В день отплытия Юсин, свершив все положенные церемонии без малейшей заминки, ступил в лодку у внешних ворот-тории на побережье Хаманомии. На собравшуюся вокруг толпу он даже не взглянул, а сопровождавшему его Конкобо тихонько сказал: «Сегодня гора Фудараку видна особенно хорошо. Надеюсь, когда-нибудь и ты пристанешь к её подножию». Юсин улыбнулся, и улыбка эта поразила молодого монаха – так же, как и взгляд: всегда спокойный, сейчас он горел нездешним огнём и, казалось, проникал в самую суть вещей.

До острова Цунакири в трёх ли от берега лодку Юсина сопровождало несколько других судёнышек. Там он простился со всеми, чтобы отправиться дальше уже в одиночестве.

Провожавшие потом рассказывали, что сразу после прощания лодка Юсина, рассекая темные волны, устремилась прямиком на юг – так быстро, словно её тянули на верёвке. Наверняка сила Будды вела монаха к Чистой земле, которую так ясно различали его глаза!

После этого чудака в деревянных сандалиях стали почтительно называть святым Юсином или святым Асидой, и никто больше не отваживался говорить о нём с насмешкой. Прежние его странности теперь виделись иначе и пересказывались с великим благоговением, как доказательства истинной веры.

Юсин выразил надежду, что когда-нибудь и Конкобо пристанет к подножию горы Фудараку; теперь, по прошествии тридцати четырёх лет, слова его сбывались. Вспоминая Юсина, Конкобо всё чаще думал о свете, сиявшем тогда в его глазах. Без сомнения, тот действительно видел гору Фудараку, – но было ли то обычное, земное зрение? О смерти Юсин не думал – казалось, такая мысль даже в голову ему не приходила. Впрочем, не думал он и о жизни. Глаза его, горевшие нездешним светом, должно быть, и правда узрели священную гору, и он, словно одержимый, устремился туда.
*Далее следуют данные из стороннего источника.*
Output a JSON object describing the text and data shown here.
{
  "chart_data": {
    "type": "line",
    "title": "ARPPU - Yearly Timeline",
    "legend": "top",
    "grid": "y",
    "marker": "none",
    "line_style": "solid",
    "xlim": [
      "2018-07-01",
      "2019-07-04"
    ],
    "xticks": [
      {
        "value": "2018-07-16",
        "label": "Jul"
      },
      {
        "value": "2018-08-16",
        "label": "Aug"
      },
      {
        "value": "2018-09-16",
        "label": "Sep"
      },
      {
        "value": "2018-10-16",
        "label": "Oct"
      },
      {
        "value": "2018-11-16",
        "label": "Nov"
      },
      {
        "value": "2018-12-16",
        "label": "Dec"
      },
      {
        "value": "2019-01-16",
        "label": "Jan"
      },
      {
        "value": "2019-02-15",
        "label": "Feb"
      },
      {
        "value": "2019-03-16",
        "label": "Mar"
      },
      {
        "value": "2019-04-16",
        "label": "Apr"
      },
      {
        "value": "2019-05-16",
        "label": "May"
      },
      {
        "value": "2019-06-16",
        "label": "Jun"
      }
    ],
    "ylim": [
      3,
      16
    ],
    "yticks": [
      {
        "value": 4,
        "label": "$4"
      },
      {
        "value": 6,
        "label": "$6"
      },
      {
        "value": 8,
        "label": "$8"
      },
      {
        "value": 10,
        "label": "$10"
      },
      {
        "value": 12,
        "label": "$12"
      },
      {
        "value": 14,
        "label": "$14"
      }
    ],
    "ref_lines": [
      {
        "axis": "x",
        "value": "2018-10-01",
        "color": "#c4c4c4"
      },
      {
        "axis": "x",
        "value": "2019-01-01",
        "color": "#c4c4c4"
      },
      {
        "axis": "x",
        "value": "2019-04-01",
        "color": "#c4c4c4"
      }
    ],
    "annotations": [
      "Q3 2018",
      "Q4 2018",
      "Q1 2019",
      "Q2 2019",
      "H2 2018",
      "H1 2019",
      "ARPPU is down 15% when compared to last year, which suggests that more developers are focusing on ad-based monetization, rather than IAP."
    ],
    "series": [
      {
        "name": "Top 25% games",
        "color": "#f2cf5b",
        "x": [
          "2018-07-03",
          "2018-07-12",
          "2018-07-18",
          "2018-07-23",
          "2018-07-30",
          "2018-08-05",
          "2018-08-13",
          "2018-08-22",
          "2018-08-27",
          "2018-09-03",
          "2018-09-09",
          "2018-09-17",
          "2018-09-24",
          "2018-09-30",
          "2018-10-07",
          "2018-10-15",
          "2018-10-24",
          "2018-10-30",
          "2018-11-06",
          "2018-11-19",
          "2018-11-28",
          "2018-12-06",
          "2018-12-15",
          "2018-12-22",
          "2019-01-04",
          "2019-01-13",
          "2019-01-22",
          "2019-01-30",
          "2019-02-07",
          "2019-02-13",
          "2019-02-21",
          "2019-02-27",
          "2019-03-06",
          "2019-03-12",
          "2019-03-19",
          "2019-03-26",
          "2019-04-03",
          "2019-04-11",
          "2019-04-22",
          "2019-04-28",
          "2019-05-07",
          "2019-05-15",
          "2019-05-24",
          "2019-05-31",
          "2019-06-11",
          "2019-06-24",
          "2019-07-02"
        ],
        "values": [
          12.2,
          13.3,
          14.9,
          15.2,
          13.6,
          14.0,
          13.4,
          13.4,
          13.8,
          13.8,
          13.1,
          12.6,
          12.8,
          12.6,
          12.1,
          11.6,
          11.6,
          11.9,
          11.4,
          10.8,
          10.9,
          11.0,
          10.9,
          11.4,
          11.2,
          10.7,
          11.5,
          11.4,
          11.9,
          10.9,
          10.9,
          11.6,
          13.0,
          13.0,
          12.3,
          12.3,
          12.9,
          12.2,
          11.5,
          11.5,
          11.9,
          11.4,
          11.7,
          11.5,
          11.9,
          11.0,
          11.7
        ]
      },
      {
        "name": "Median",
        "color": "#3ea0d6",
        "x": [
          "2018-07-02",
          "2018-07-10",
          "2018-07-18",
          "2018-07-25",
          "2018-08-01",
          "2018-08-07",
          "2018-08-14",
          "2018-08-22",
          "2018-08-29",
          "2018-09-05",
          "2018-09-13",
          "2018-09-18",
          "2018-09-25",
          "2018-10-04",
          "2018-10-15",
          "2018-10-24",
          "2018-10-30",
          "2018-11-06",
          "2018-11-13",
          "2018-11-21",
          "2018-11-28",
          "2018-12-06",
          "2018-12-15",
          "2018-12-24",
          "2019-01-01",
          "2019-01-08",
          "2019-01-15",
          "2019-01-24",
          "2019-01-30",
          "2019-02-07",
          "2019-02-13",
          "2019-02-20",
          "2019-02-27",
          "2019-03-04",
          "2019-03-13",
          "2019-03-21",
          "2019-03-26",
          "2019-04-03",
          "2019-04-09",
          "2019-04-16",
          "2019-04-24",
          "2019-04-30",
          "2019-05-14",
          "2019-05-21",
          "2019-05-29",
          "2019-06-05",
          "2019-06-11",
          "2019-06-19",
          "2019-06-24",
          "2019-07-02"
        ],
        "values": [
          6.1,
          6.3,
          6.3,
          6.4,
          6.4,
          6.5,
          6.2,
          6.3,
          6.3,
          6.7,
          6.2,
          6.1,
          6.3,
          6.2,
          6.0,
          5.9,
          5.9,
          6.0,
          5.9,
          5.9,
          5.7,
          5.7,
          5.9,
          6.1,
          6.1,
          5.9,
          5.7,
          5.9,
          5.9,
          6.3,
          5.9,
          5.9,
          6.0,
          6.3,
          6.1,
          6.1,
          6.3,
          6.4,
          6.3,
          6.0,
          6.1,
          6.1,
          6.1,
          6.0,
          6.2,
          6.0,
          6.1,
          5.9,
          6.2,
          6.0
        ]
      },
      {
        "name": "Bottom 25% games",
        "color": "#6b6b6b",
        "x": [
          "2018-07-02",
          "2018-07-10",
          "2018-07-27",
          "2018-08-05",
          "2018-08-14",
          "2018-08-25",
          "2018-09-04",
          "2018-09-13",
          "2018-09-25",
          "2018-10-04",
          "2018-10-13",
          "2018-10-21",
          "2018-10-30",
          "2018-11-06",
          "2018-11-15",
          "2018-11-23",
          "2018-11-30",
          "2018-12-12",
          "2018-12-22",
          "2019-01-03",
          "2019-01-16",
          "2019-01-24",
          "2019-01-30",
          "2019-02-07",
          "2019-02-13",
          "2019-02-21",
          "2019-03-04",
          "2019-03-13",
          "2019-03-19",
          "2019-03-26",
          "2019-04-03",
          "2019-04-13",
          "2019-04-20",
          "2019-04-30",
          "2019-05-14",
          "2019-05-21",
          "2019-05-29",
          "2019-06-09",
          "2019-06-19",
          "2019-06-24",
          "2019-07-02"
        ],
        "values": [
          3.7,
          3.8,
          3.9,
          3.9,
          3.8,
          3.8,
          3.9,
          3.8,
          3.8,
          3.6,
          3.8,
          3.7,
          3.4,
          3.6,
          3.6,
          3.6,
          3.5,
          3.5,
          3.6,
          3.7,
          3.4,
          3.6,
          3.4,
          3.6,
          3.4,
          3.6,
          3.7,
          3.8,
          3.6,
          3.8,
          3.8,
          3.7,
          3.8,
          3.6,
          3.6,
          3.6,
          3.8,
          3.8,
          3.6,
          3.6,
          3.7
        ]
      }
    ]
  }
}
Через десять лет после Юсина за море отправился Сёкэй. Никто не удивился, когда он объявил о своём намерении, – от кого и ожидать подобного, если не от него? Впрочем, даже если бы Сёкэй до конца своих дней оставался в храме, его всё равно почитали бы как святого. Теперь же он вновь выказал свое величие – поразительное для такого хрупкого тела. До того щуплый и маленький, что его, казалось, можно было поднять одной рукой, с изборожденным морщинами лицом, Сёкэй выглядел на десять лет старше, чем был; зато глаза его глядели с бесконечным милосердием.

Узнав о решении Сёкэя, Конкобо ощутил глубокую печаль, но лишь потому, что это означало неминуемую разлуку. Невыносимо было думать, что старый настоятель больше не заговорит с ним, не обратится с добрым советом или мягким увещеванием из тех, что мгновенно проникали в самое сердце. Даже расставание с родными отцом и матерью не было столь болезненным.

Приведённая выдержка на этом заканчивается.